Federal Health Minister Greg Hunt went public on 27 October to promote the government’s decision to list on the Pharmaceutical Benefits Scheme a costly immunotherapy cancer drug that will give more than 1000 Australians with advanced lung cancer access to the discounted medication.
Without PBS subsidy Keytruda would cost around $188,000 a year, or $11,300 per script. Patients will now pay $39.50 per script, or $6.40 for concessionals. In so doing, patients will be able to avoid chemotherapy.
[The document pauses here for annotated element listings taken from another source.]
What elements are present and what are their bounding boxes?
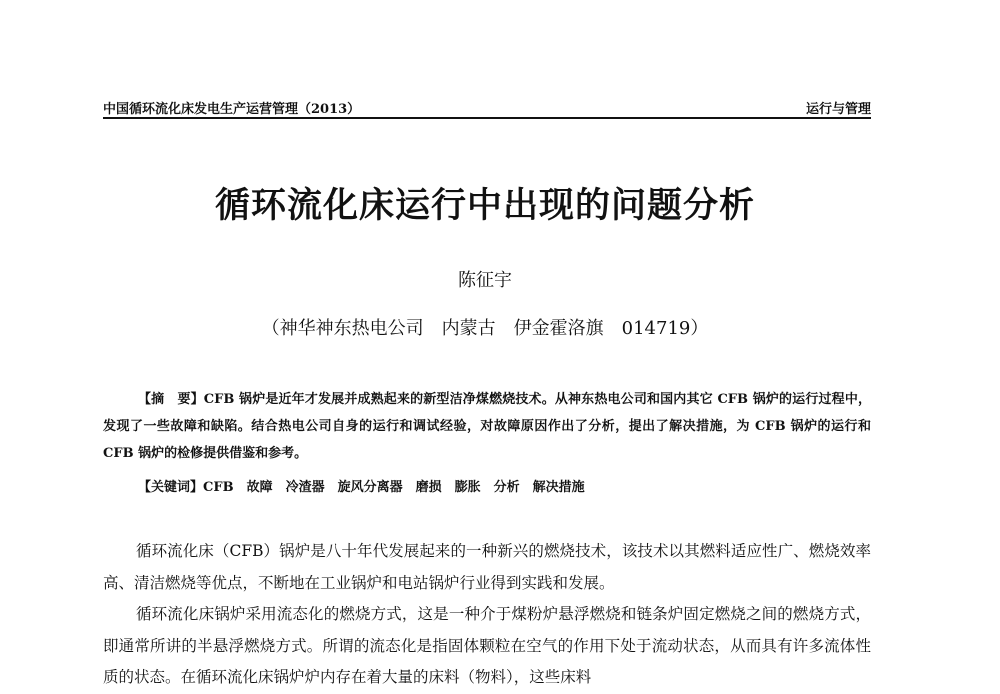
body-paragraph-2: 循环流化床锅炉采用流态化的燃烧方式，这是一种介于煤粉炉悬浮燃烧和链条炉固定燃烧之间的燃烧方式，即通常所讲的半悬浮燃烧方式。所谓的流态化是指固体颗粒在空气的作用下处于流动状态，从而具有许多流体性质的状态。在循环流化床锅炉炉内存在着大量的床料（物料），这些床料 [103, 605, 871, 686]
running-header [103, 96, 871, 116]
affiliation: （神华神东热电公司 内蒙古 伊金霍洛旗 014719） [261, 318, 709, 339]
abstract [103, 386, 871, 467]
journal-header: 中国循环流化床发电生产运营管理（2013） [103, 102, 361, 117]
body-paragraph-1: 循环流化床（CFB）锅炉是八十年代发展起来的一种新兴的燃烧技术，该技术以其燃料适应性广、燃烧效率高、清洁燃烧等优点，不断地在工业锅炉和电站锅炉行业得到实践和发展。 [103, 542, 871, 592]
author: 陈征宇 [458, 270, 512, 291]
paper-title: 循环流化床运行中出现的问题分析 [214, 186, 755, 226]
section-header: 运行与管理 [805, 102, 871, 117]
keywords [103, 476, 871, 500]
abstract-label: 【摘 要】 [138, 392, 204, 407]
header-rule [103, 117, 871, 119]
keywords-text: CFB 故障 冷渣器 旋风分离器 磨损 膨胀 分析 解决措施 [203, 480, 585, 495]
body-text [103, 536, 871, 694]
keywords-label: 【关键词】 [138, 480, 204, 495]
abstract-text: CFB 锅炉是近年才发展并成熟起来的新型洁净煤燃烧技术。从神东热电公司和国内其它 CFB 锅炉的运行过程中，发现了一些故障和缺陷。结合热电公司自身的运行和调试经验，对故障原因作出了分析，提出了解决措施，为 CFB 锅炉的运行和 CFB 锅炉的检修提供借鉴和参考。 [103, 392, 871, 461]
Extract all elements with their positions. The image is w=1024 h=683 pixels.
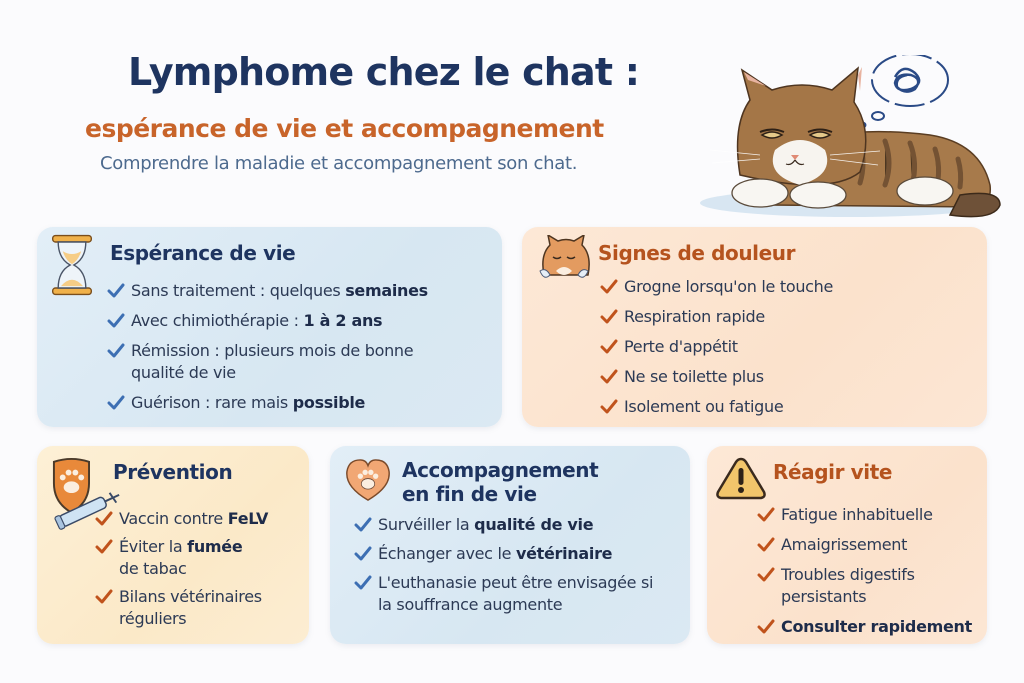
card-title-line2: en fin de vie bbox=[402, 482, 537, 506]
check-icon bbox=[757, 566, 775, 584]
list-item: Amaigrissement bbox=[757, 534, 977, 556]
card-prevention bbox=[37, 446, 309, 644]
prevention-list bbox=[95, 508, 295, 630]
list-item: Perte d'appétit bbox=[600, 336, 960, 358]
page-tagline: Comprendre la maladie et accompagnement son chat. bbox=[100, 153, 578, 174]
list-item: Échanger avec le vétérinaire bbox=[354, 543, 674, 565]
check-icon bbox=[95, 538, 113, 556]
list-item: Bilans vétérinaires réguliers bbox=[95, 586, 280, 630]
check-icon bbox=[354, 516, 372, 534]
tired-cat-illustration bbox=[700, 55, 1020, 220]
esperance-list bbox=[107, 280, 467, 414]
check-icon bbox=[600, 308, 618, 326]
check-icon bbox=[354, 574, 372, 592]
card-reagir-vite bbox=[707, 446, 987, 644]
hourglass-icon bbox=[49, 231, 95, 299]
check-icon bbox=[757, 618, 775, 636]
sad-cat-icon bbox=[536, 235, 592, 285]
list-item: Ne se toilette plus bbox=[600, 366, 960, 388]
page-title: Lymphome chez le chat : bbox=[128, 50, 640, 94]
reagir-list bbox=[757, 504, 977, 638]
check-icon bbox=[757, 506, 775, 524]
card-title: Espérance de vie bbox=[110, 241, 296, 265]
list-item: Troubles digestifs persistants bbox=[757, 564, 947, 608]
list-item: Grogne lorsqu'on le touche bbox=[600, 276, 960, 298]
page-subtitle: espérance de vie et accompagnement bbox=[85, 114, 604, 143]
check-icon bbox=[600, 278, 618, 296]
check-icon bbox=[95, 588, 113, 606]
card-accompagnement-fin-de-vie bbox=[330, 446, 690, 644]
check-icon bbox=[600, 368, 618, 386]
card-title: Signes de douleur bbox=[598, 241, 796, 265]
heart-paw-icon bbox=[344, 458, 392, 502]
card-signes-de-douleur bbox=[522, 227, 987, 427]
douleur-list bbox=[600, 276, 960, 418]
check-icon bbox=[757, 536, 775, 554]
list-item: Guérison : rare mais possible bbox=[107, 392, 467, 414]
card-title: Réagir vite bbox=[773, 460, 893, 484]
check-icon bbox=[600, 398, 618, 416]
list-item: Consulter rapidement bbox=[757, 616, 977, 638]
list-item: Respiration rapide bbox=[600, 306, 960, 328]
check-icon bbox=[107, 342, 125, 360]
list-item: Rémission : plusieurs mois de bonne qualité de vie bbox=[107, 340, 447, 384]
check-icon bbox=[107, 282, 125, 300]
check-icon bbox=[107, 312, 125, 330]
card-title-line1: Accompagnement bbox=[402, 458, 599, 482]
card-title: Prévention bbox=[113, 460, 233, 484]
thought-bubble-icon bbox=[859, 55, 949, 128]
list-item: L'euthanasie peut être envisagée si la souffrance augmente bbox=[354, 572, 654, 616]
list-item: Vaccin contre FeLV bbox=[95, 508, 295, 530]
list-item: Éviter la fumée de tabac bbox=[95, 536, 245, 580]
check-icon bbox=[600, 338, 618, 356]
list-item: Avec chimiothérapie : 1 à 2 ans bbox=[107, 310, 467, 332]
list-item: Sans traitement : quelques semaines bbox=[107, 280, 467, 302]
check-icon bbox=[95, 510, 113, 528]
card-esperance-de-vie bbox=[37, 227, 502, 427]
list-item: Survéiller la qualité de vie bbox=[354, 514, 674, 536]
check-icon bbox=[107, 394, 125, 412]
accompagnement-list bbox=[354, 514, 674, 616]
list-item: Fatigue inhabituelle bbox=[757, 504, 977, 526]
list-item: Isolement ou fatigue bbox=[600, 396, 960, 418]
check-icon bbox=[354, 545, 372, 563]
warning-icon bbox=[715, 456, 767, 500]
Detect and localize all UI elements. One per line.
The drug is delivered intravenously, usually every three weeks.
Keytruda’s road to full PBS approval has been a long and winding one, starting on 28 June 2015 when then-PM Tony Abbott and then-Health Minister Sussan Ley issued a media release headed “New drug listing Keytruda to treat melanoma” [lung cancer was not within its ambit at this stage].
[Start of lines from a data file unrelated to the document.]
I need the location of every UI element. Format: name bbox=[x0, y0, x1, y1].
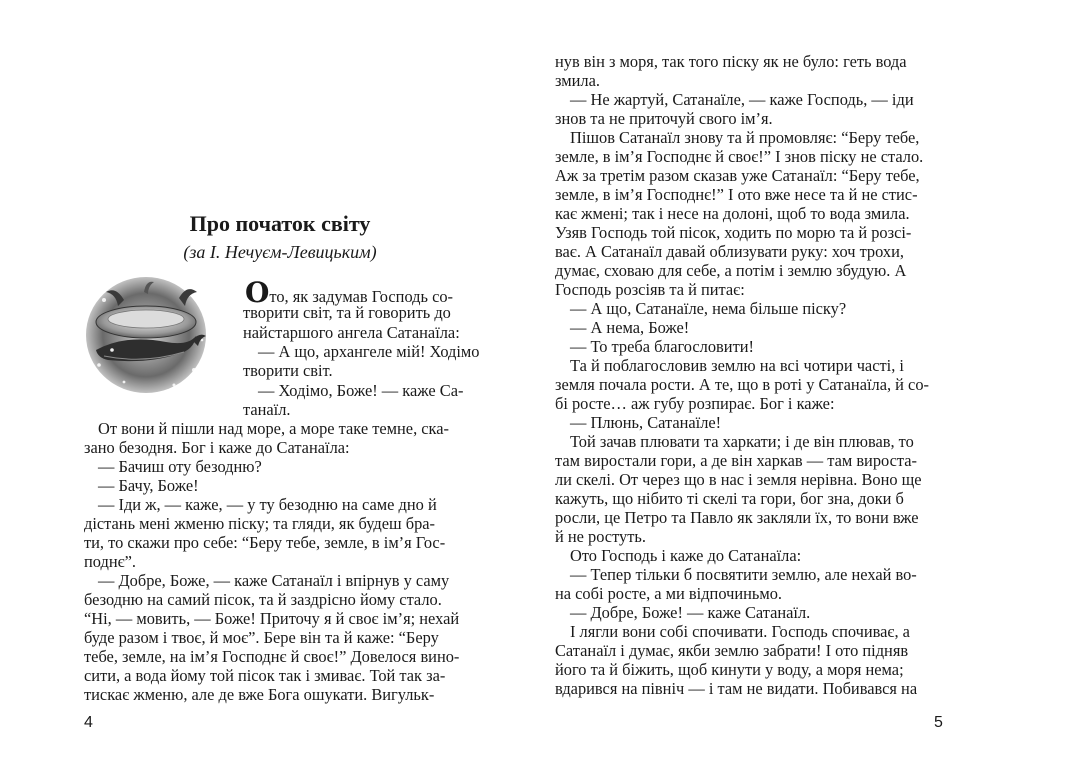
text-line: бі росте… аж губу розпирає. Бог і каже: bbox=[555, 394, 835, 413]
text-line: там виростали гори, а де він харкав — там вироста- bbox=[555, 451, 917, 470]
text-line: поднє”. bbox=[84, 552, 137, 571]
text-line: — Тепер тільки б посвятити землю, але нехай во- bbox=[570, 565, 917, 584]
text-line: його та й біжить, щоб кинути у воду, а моря нема; bbox=[555, 660, 904, 679]
text-line: “Ні, — мовить, — Боже! Приточу я й своє ім’я; нехай bbox=[84, 609, 460, 628]
text-line: — Іди ж, — каже, — у ту безодню на саме дно й bbox=[98, 495, 437, 514]
whale-carrying-earth-dish-illustration bbox=[84, 270, 209, 395]
text-line: Ото, як задумав Господь со- bbox=[245, 276, 454, 309]
text-line: й не ростуть. bbox=[555, 527, 646, 546]
text-line: нув він з моря, так того піску як не було: геть вода bbox=[555, 52, 907, 71]
text-line: Узяв Господь той пісок, ходить по морю та й розсі- bbox=[555, 223, 912, 242]
text-line: — А що, Сатанаїле, нема більше піску? bbox=[570, 299, 847, 318]
text-line: знов та не приточуй свого ім’я. bbox=[555, 109, 773, 128]
text-line: — Не жартуй, Сатанаїле, — каже Господь, — іди bbox=[570, 90, 914, 109]
text-line: земле, в ім’я Господнє!” І ото вже несе та й не стис- bbox=[555, 185, 918, 204]
text-line: творити світ, та й говорить до bbox=[243, 303, 451, 322]
text-line: земля почала рости. А те, що в роті у Сатанаїла, й со- bbox=[555, 375, 929, 394]
text-line: — То треба благословити! bbox=[570, 337, 754, 356]
text-line: Ото Господь і каже до Сатанаїла: bbox=[570, 546, 802, 565]
text-line: І лягли вони собі спочивати. Господь спочиває, а bbox=[570, 622, 910, 641]
text-line: сити, а вода йому той пісок так і змиває. Той так за- bbox=[84, 666, 446, 685]
page-number-left: 4 bbox=[84, 714, 93, 731]
text-line: на собі росте, а ми відпочиньмо. bbox=[555, 584, 783, 603]
text-line: безодню на самий пісок, та й заздрісно йому стало. bbox=[84, 590, 442, 609]
text-line: думає, сховаю для себе, а потім і землю збудую. А bbox=[555, 261, 907, 280]
text-line: кає жмені; так і несе на долоні, щоб то вода змила. bbox=[555, 204, 910, 223]
text-line: тискає жменю, але де вже Бога ошукати. Вигульк- bbox=[84, 685, 435, 704]
text-line: Аж за третім разом сказав уже Сатанаїл: “Беру тебе, bbox=[555, 166, 920, 185]
text-line: Сатанаїл і думає, якби землю забрати! І ото підняв bbox=[555, 641, 909, 660]
text-line: ває. А Сатанаїл давай облизувати руку: хоч трохи, bbox=[555, 242, 904, 261]
text-line: вдарився на північ — і там не видати. Побивався на bbox=[555, 679, 918, 698]
right-page bbox=[533, 0, 1066, 766]
text-line: зано безодня. Бог і каже до Сатанаїла: bbox=[84, 438, 350, 457]
text-line: — Добре, Боже, — каже Сатанаїл і впірнув у саму bbox=[98, 571, 450, 590]
text-line: Той зачав плювати та харкати; і де він плював, то bbox=[570, 432, 914, 451]
text-line: От вони й пішли над море, а море таке темне, ска- bbox=[98, 419, 449, 438]
chapter-subtitle: (за І. Нечуєм-Левицьким) bbox=[183, 242, 377, 262]
text-line: найстаршого ангела Сатанаїла: bbox=[243, 323, 460, 342]
text-line: Та й поблагословив землю на всі чотири часті, і bbox=[570, 356, 904, 375]
text-line: змила. bbox=[555, 71, 600, 90]
text-line: танаїл. bbox=[243, 400, 291, 419]
drop-cap: О bbox=[245, 276, 270, 309]
text-line: — Ходімо, Боже! — каже Са- bbox=[258, 381, 464, 400]
text-line: росли, це Петро та Павло як закляли їх, то вони вже bbox=[555, 508, 919, 527]
text-line: Господь розсіяв та й питає: bbox=[555, 280, 745, 299]
text-line: творити світ. bbox=[243, 361, 333, 380]
text-line: ти, то скажи про себе: “Беру тебе, земле, в ім’я Гос- bbox=[84, 533, 446, 552]
chapter-title: Про початок світу bbox=[189, 211, 371, 236]
text-line: — Плюнь, Сатанаїле! bbox=[570, 413, 722, 432]
text-line: буде разом і твоє, й моє”. Бере він та й каже: “Беру bbox=[84, 628, 439, 647]
text-line: — А що, архангеле мій! Ходімо bbox=[258, 342, 480, 361]
text-line: — Бачиш оту безодню? bbox=[98, 457, 262, 476]
text-line: Пішов Сатанаїл знову та й промовляє: “Беру тебе, bbox=[570, 128, 920, 147]
text-line: — Добре, Боже! — каже Сатанаїл. bbox=[570, 603, 811, 622]
text-line: кажуть, що нібито ті скелі та гори, бог зна, доки б bbox=[555, 489, 904, 508]
text-line: земле, в ім’я Господнє й своє!” І знов піску не стало. bbox=[555, 147, 924, 166]
text-line: ли скелі. От через що в нас і земля нерівна. Воно ще bbox=[555, 470, 922, 489]
text-line: — А нема, Боже! bbox=[570, 318, 690, 337]
page-number-right: 5 bbox=[934, 714, 943, 731]
text-line: тебе, земле, на ім’я Господнє й своє!” Довелося вино- bbox=[84, 647, 460, 666]
text-line: — Бачу, Боже! bbox=[98, 476, 199, 495]
text-line: дістань мені жменю піску; та гляди, як будеш бра- bbox=[84, 514, 435, 533]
They said the government would invest $57 million to list Keytruda on the PBS, which “will improve quality of life for 1,100 Australian patients and make the $150,000 per year treatment affordable…
“Treatment using pembrolizumab (Keytruda) currently costs patients with metastatic melanoma up to $156,130 per year without taxpayer subsidy through the PBS. Patients will now pay $6.10 if they are concessional patients or $37.70 for general patients.”
But the story did not end there, for in April of the following year the drug, described as “much hyped” in a report by The Australian, was denied a full listing on the PBS after an advisory group had ruled there was not enough evidence to justify taxpayers footing the massive gap for its dispensing
It was widely reported at the time that Keyruda had saved the life of high-profile businessman Ron Walker who had gone to the USA for treatment. He died in January this year, aged 78.
After this convoluted journey the drug, manufactured by MSD Australia, is now back in the good books and back on the PBS, thanks to a concerted push from various quarters including the ‘maverick’ MP Bob Katter, whose cross-bench sway may be helpful on such matters.
In his announcement Minister Hunt said Repatha, a drug used to treat high cholesterol is also being listed on the PBS. This will help about 77,000 Australians with a genetically inherited risk of high cholesterol to access a drug that helps to lower "bad cholesterol" in the blood.